Avec son projet Yeko, le Français Yohann Le Ferrand réunit autour de sa guitare des musiciens africains de différents horizons. Son premier clip met en lumière la chanson « Yerna Fassè », qu’il a enregistrée avec la chanteuse malienne Khaira Arby peu avant son décès. Interview.

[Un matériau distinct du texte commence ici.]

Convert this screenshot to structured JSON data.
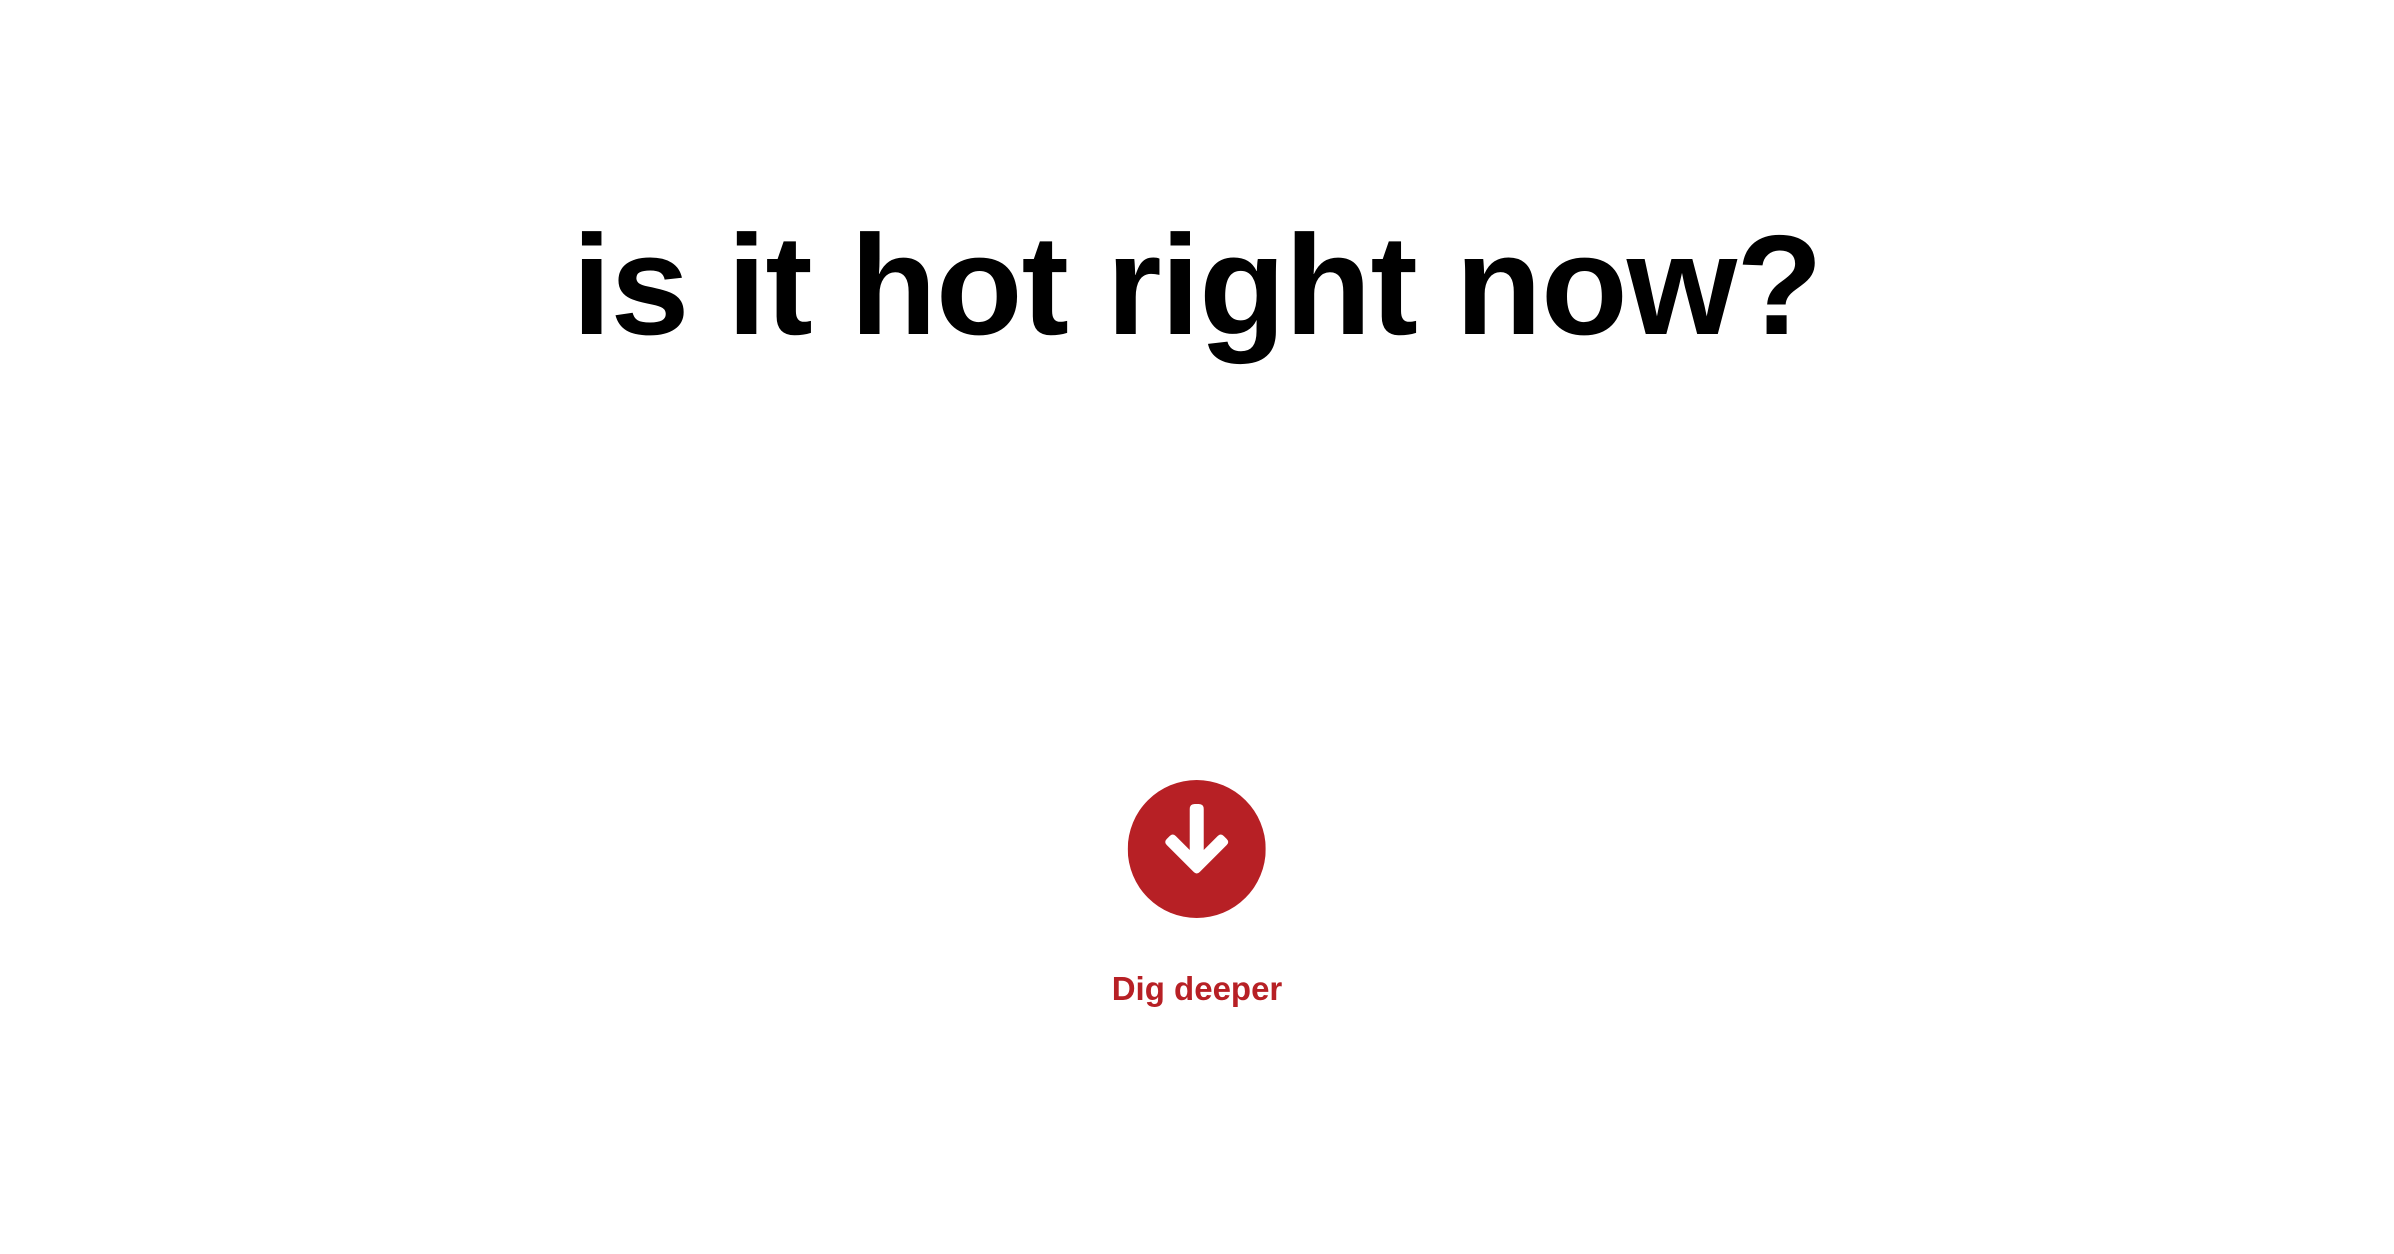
{
  "page": {
    "background": "#ffffff"
  },
  "headline": {
    "text": "is it hot right now?",
    "color": "#000000"
  },
  "dig_deeper": {
    "label": "Dig deeper",
    "icon": "arrow-down-circle-icon",
    "accent_color": "#b72025",
    "arrow_color": "#ffffff"
  }
}
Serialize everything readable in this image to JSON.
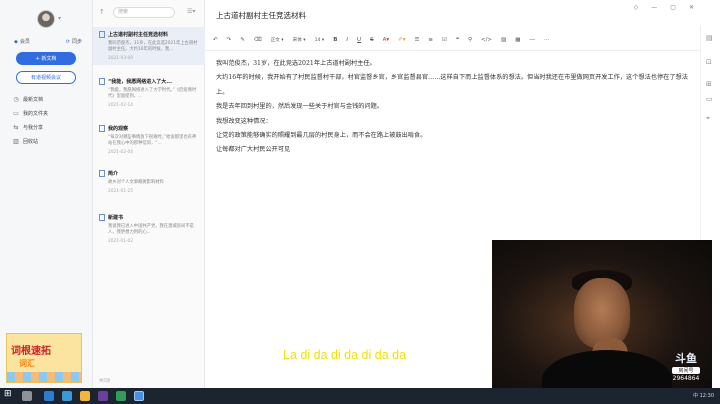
{
  "sidebar": {
    "member_label": "会员",
    "sync_label": "同步",
    "new_button": "+ 新文档",
    "meeting_button": "有道视频会议",
    "items": [
      {
        "icon": "clock-icon",
        "label": "最新文档"
      },
      {
        "icon": "folder-icon",
        "label": "我的文件夹"
      },
      {
        "icon": "share-icon",
        "label": "与我分享"
      },
      {
        "icon": "trash-icon",
        "label": "回收站"
      }
    ],
    "promo": {
      "line1": "词根速拓",
      "line2": "词汇"
    }
  },
  "notelist": {
    "search_placeholder": "搜索",
    "count": "共5项",
    "notes": [
      {
        "title": "上古道村副村主任竞选材料",
        "snippet": "我叫范俊杰，31岁，在此竞选2021年上古道村副村主任。大约16年的时候，我...",
        "date": "2021-03-09"
      },
      {
        "title": "“我能，我愿网络进入了大...",
        "snippet": "“我能，我愿网络进入了大学时代。”《后疫情时代》里面提到，...",
        "date": "2021-02-14"
      },
      {
        "title": "我的观察",
        "snippet": "“每次对哪些事情放下很难时，”他说那里也有神站在我心中的那种信仰，“...",
        "date": "2021-02-04"
      },
      {
        "title": "简介",
        "snippet": "故乡对个人文章概要影响材料",
        "date": "2021-01-25"
      },
      {
        "title": "新建书",
        "snippet": "我说我已进入中国共产党，我在澳城房间不是人，我更想力用的心...",
        "date": "2021-01-02"
      }
    ]
  },
  "editor": {
    "title": "上古道村副村主任竞选材料",
    "toolbar": {
      "format": "正文",
      "font": "宋体",
      "size": "14"
    },
    "paragraphs": [
      "我叫范俊杰，31岁，在此竞选2021年上古道村副村主任。",
      "大约16年的时候，我开始有了村民监督村干部，村官监督乡官，乡官监督县官……这样自下而上监督体系的想法。但当时我还在市里做网页开发工作，这个想法也停在了想法上。",
      "我是去年回到村里的，然后发现一些关于村官与金钱的问题。",
      "我想改变这种情况：",
      "让党的政策能够确实的照耀到最几层的村民身上，而不会在路上被鼓出啃食。",
      "让每都对广大村民公开可见"
    ]
  },
  "stream": {
    "subtitle": "La di da di da di da da",
    "logo_main": "斗鱼",
    "logo_sub": "房间号",
    "room": "2964864"
  },
  "taskbar": {
    "tray_text": "中 12:30"
  }
}
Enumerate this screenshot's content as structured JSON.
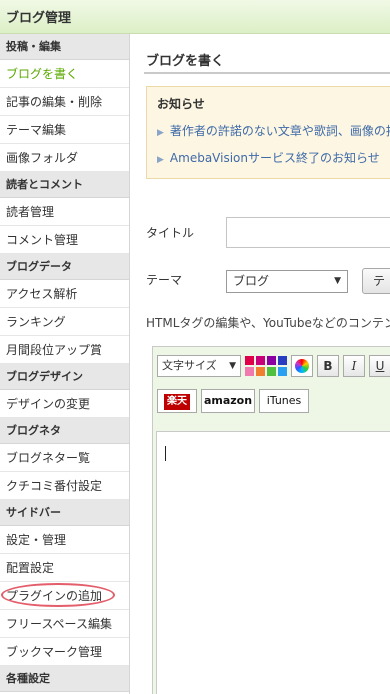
{
  "app": {
    "title": "ブログ管理"
  },
  "sidebar": {
    "sections": [
      {
        "header": "投稿・編集",
        "items": [
          "ブログを書く",
          "記事の編集・削除",
          "テーマ編集",
          "画像フォルダ"
        ]
      },
      {
        "header": "読者とコメント",
        "items": [
          "読者管理",
          "コメント管理"
        ]
      },
      {
        "header": "ブログデータ",
        "items": [
          "アクセス解析",
          "ランキング",
          "月間段位アップ賞"
        ]
      },
      {
        "header": "ブログデザイン",
        "items": [
          "デザインの変更"
        ]
      },
      {
        "header": "ブログネタ",
        "items": [
          "ブログネター覧",
          "クチコミ番付設定"
        ]
      },
      {
        "header": "サイドバー",
        "items": [
          "設定・管理",
          "配置設定",
          "プラグインの追加",
          "フリースペース編集",
          "ブックマーク管理"
        ]
      },
      {
        "header": "各種設定",
        "items": []
      }
    ],
    "active_item": "ブログを書く",
    "highlighted_item": "プラグインの追加"
  },
  "main": {
    "page_title": "ブログを書く",
    "notice": {
      "title": "お知らせ",
      "links": [
        "著作者の許諾のない文章や歌詞、画像の掲",
        "AmebaVisionサービス終了のお知らせ"
      ]
    },
    "form": {
      "title_label": "タイトル",
      "title_value": "",
      "theme_label": "テーマ",
      "theme_selected": "ブログ",
      "theme_button_label": "テ",
      "html_note": "HTMLタグの編集や、YouTubeなどのコンテン"
    },
    "editor": {
      "font_size_label": "文字サイズ",
      "bold_label": "B",
      "italic_label": "I",
      "underline_label": "U",
      "rakuten_label": "楽天",
      "amazon_label": "amazon",
      "itunes_label": "iTunes",
      "body": ""
    }
  },
  "colors": {
    "header_green": "#dcefc6",
    "active_green": "#5aa800",
    "link_blue": "#3e6aa8",
    "notice_bg": "#fdf6e3",
    "highlight_circle": "#e35d6a",
    "swatches": [
      "#e0004a",
      "#c8007a",
      "#8a00a0",
      "#2a3cc0",
      "#f07ab0",
      "#f08030",
      "#50c040",
      "#2aa0f0"
    ]
  }
}
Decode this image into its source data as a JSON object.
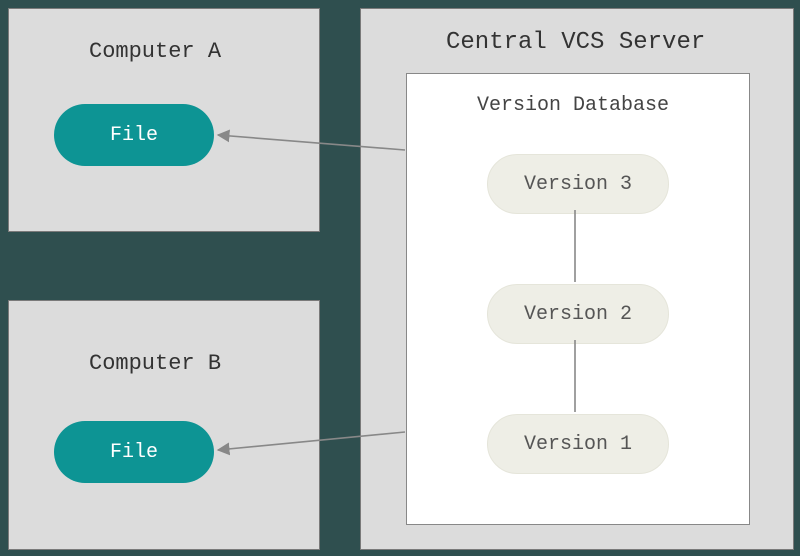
{
  "computer_a": {
    "title": "Computer A",
    "file_label": "File"
  },
  "computer_b": {
    "title": "Computer B",
    "file_label": "File"
  },
  "server": {
    "title": "Central VCS Server",
    "db_title": "Version Database",
    "versions": {
      "v3": "Version 3",
      "v2": "Version 2",
      "v1": "Version 1"
    }
  },
  "colors": {
    "file_pill": "#0d9494",
    "panel_bg": "#dcdcdc",
    "page_bg": "#2f4f4f"
  },
  "chart_data": {
    "type": "diagram",
    "nodes": [
      {
        "id": "compA",
        "label": "Computer A",
        "kind": "client",
        "children": [
          {
            "id": "fileA",
            "label": "File"
          }
        ]
      },
      {
        "id": "compB",
        "label": "Computer B",
        "kind": "client",
        "children": [
          {
            "id": "fileB",
            "label": "File"
          }
        ]
      },
      {
        "id": "server",
        "label": "Central VCS Server",
        "kind": "server",
        "children": [
          {
            "id": "db",
            "label": "Version Database",
            "children": [
              {
                "id": "v3",
                "label": "Version 3"
              },
              {
                "id": "v2",
                "label": "Version 2"
              },
              {
                "id": "v1",
                "label": "Version 1"
              }
            ]
          }
        ]
      }
    ],
    "edges": [
      {
        "from": "db",
        "to": "fileA",
        "style": "arrow"
      },
      {
        "from": "db",
        "to": "fileB",
        "style": "arrow"
      },
      {
        "from": "v3",
        "to": "v2",
        "style": "line"
      },
      {
        "from": "v2",
        "to": "v1",
        "style": "line"
      }
    ]
  }
}
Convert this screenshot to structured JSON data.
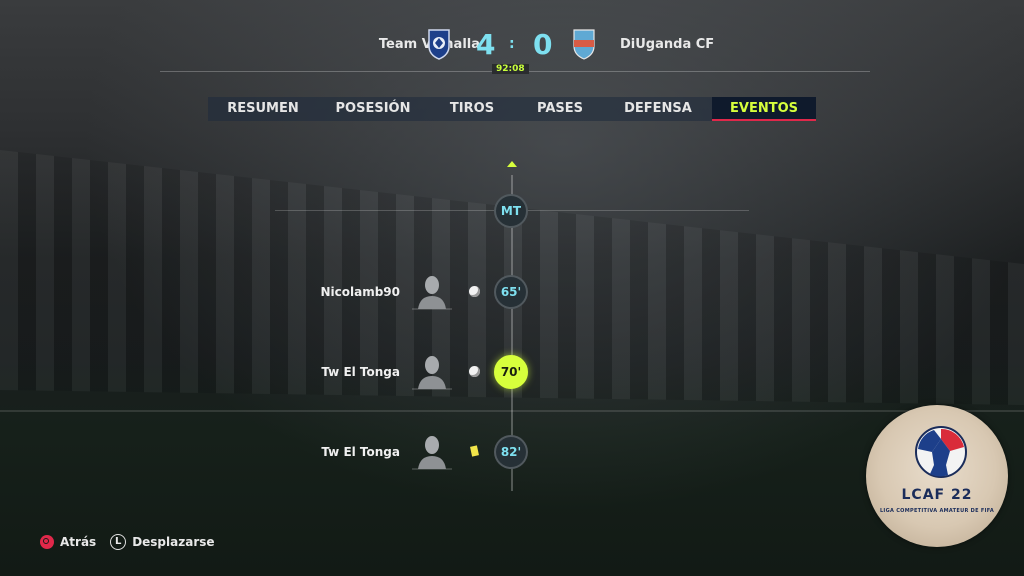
{
  "match": {
    "home_team": "Team Valhalla",
    "away_team": "DiUganda CF",
    "home_score": "4",
    "away_score": "0",
    "separator": ":",
    "clock": "92:08"
  },
  "tabs": [
    {
      "label": "RESUMEN"
    },
    {
      "label": "POSESIÓN"
    },
    {
      "label": "TIROS"
    },
    {
      "label": "PASES"
    },
    {
      "label": "DEFENSA"
    },
    {
      "label": "EVENTOS",
      "active": true
    }
  ],
  "timeline": {
    "halftime_label": "MT",
    "events": [
      {
        "player": "Nicolamb90",
        "type": "goal",
        "minute": "65'"
      },
      {
        "player": "Tw El Tonga",
        "type": "goal",
        "minute": "70'",
        "selected": true
      },
      {
        "player": "Tw El Tonga",
        "type": "yellow-card",
        "minute": "82'"
      }
    ]
  },
  "footer": {
    "back_label": "Atrás",
    "stick_glyph": "L",
    "scroll_label": "Desplazarse"
  },
  "logo": {
    "title": "LCAF 22",
    "subtitle": "LIGA COMPETITIVA AMATEUR DE FIFA"
  },
  "colors": {
    "accent": "#d7ff3c",
    "score": "#7ee0f0",
    "active_underline": "#e0284a"
  }
}
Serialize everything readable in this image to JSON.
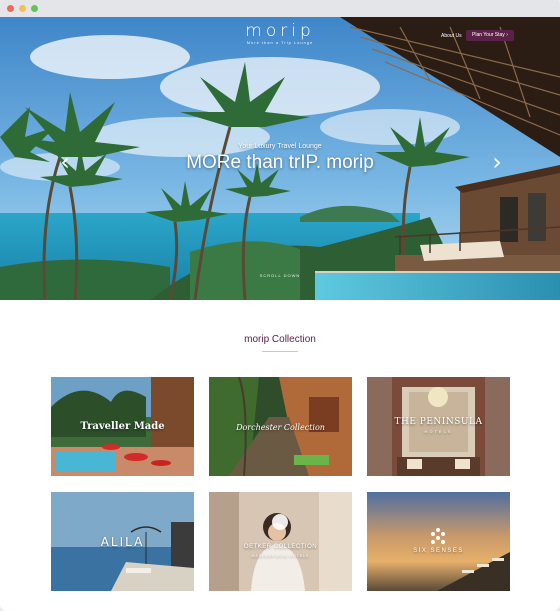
{
  "header": {
    "logo": "morip",
    "logo_sub": "More than a Trip Lounge",
    "nav": {
      "about_label": "About Us",
      "cta_label": "Plan Your Stay"
    }
  },
  "hero": {
    "tagline": "Your Luxury Travel Lounge",
    "headline": "MORe than trIP. morip",
    "scroll_hint": "SCROLL DOWN"
  },
  "collection": {
    "title": "morip Collection",
    "cards": [
      {
        "label": "Traveller Made"
      },
      {
        "label": "Dorchester Collection"
      },
      {
        "label": "THE PENINSULA",
        "sub": "HOTELS"
      },
      {
        "label": "ALILA"
      },
      {
        "label": "OETKER COLLECTION",
        "sub": "MASTERPIECE HOTELS"
      },
      {
        "label": "SIX SENSES"
      }
    ]
  },
  "colors": {
    "brand": "#5a2247",
    "chrome": "#e3e5e8"
  },
  "icons": [
    "left-arrow-icon",
    "right-arrow-icon"
  ]
}
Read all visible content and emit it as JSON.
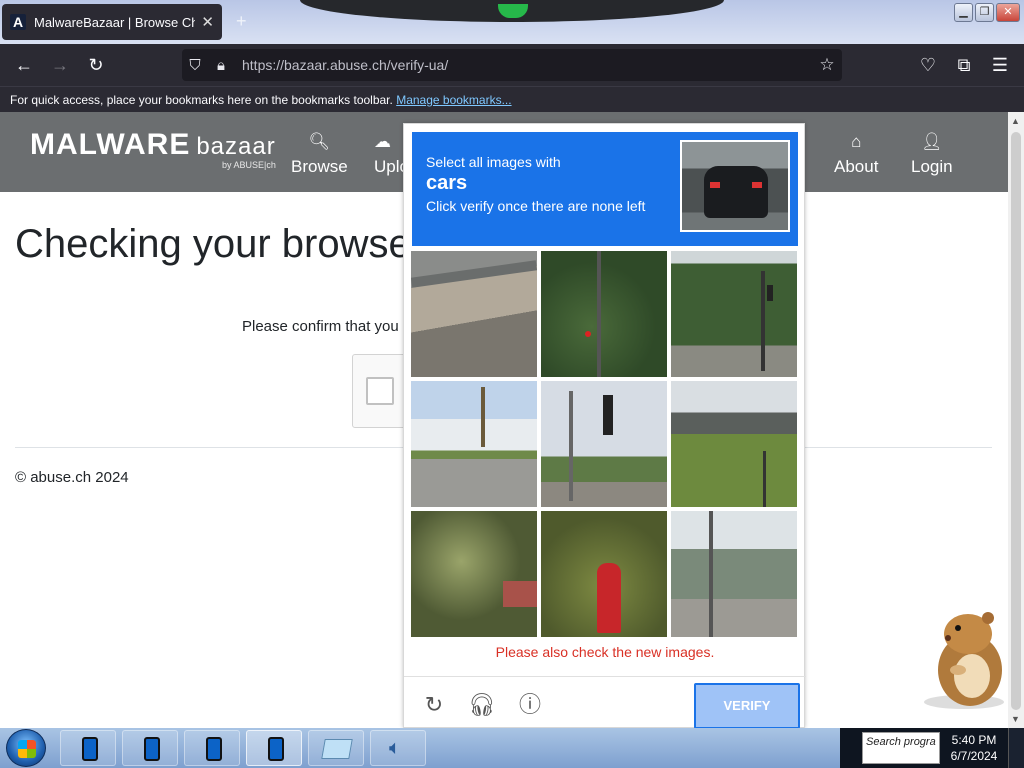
{
  "browser": {
    "tab_title": "MalwareBazaar | Browse Checking",
    "tab_favicon": "A",
    "url": "https://bazaar.abuse.ch/verify-ua/",
    "bookmarks_text": "For quick access, place your bookmarks here on the bookmarks toolbar.",
    "bookmarks_link": "Manage bookmarks..."
  },
  "site": {
    "logo_main": "MALWARE",
    "logo_sub": "bazaar",
    "logo_by": "by ABUSE|ch",
    "nav": [
      {
        "label": "Browse",
        "icon": "search-icon"
      },
      {
        "label": "Uplo",
        "icon": "upload-icon"
      },
      {
        "label": "About",
        "icon": "building-icon"
      },
      {
        "label": "Login",
        "icon": "user-icon"
      }
    ],
    "heading": "Checking your browse",
    "confirm_text": "Please confirm that you",
    "copyright": "© abuse.ch 2024"
  },
  "captcha": {
    "line1": "Select all images with",
    "line2": "cars",
    "line3": "Click verify once there are none left",
    "new_images_msg": "Please also check the new images.",
    "verify_label": "VERIFY",
    "tiles": [
      "guardrail",
      "trees-traffic-light",
      "trees-traffic-light",
      "house-palm-tree",
      "traffic-light-pole",
      "overpass",
      "palm-shrub",
      "fire-hydrant",
      "street-building"
    ],
    "accent": "#1a73e8",
    "error_color": "#d93025"
  },
  "taskbar": {
    "search_placeholder": "Search progra",
    "time": "5:40 PM",
    "date": "6/7/2024"
  }
}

Fusionner les cultures du nord et du sud et retranscrire le quotidien subsaharien à travers ses luttes et ses espoirs, tel était le fond de la pensée de Yohann Le Ferrand en démarrant le projet Yeko. Dans cette série de portraits musicaux qui donne la parole à différents chanteurs d’Afrique de l’Ouest, il entend bien trouver un juste milieu entre les cultures ancestrales et les musiques actuelles. « Yerna Fassè », qui signifie bonheur partagé, en est un premier exemple convaincant. Yohann a rencontré Khaira Arby en 2013 sur le tournage du film N’gunu N’gunu Kan de la réalisatrice Soussaba Cissé, avant de la recontacter quelques années plus tard pour cette première collaboration. Malheureusement, cette grande dame de la musique malienne s’est éteinte entre l’enregistrement du morceau et le tournage de ce clip également réalisé par Soussaba Cissé, un mini-film qui mêle poésie urbaine et danse contemporaine. Yohann nous en dit plus sur les débuts de ce projet honorable.
Qu’as-tu ressenti au moment du décès de Khaira, toi qui venais d’enregistrer un ultime morceau avec elle sans le savoir ?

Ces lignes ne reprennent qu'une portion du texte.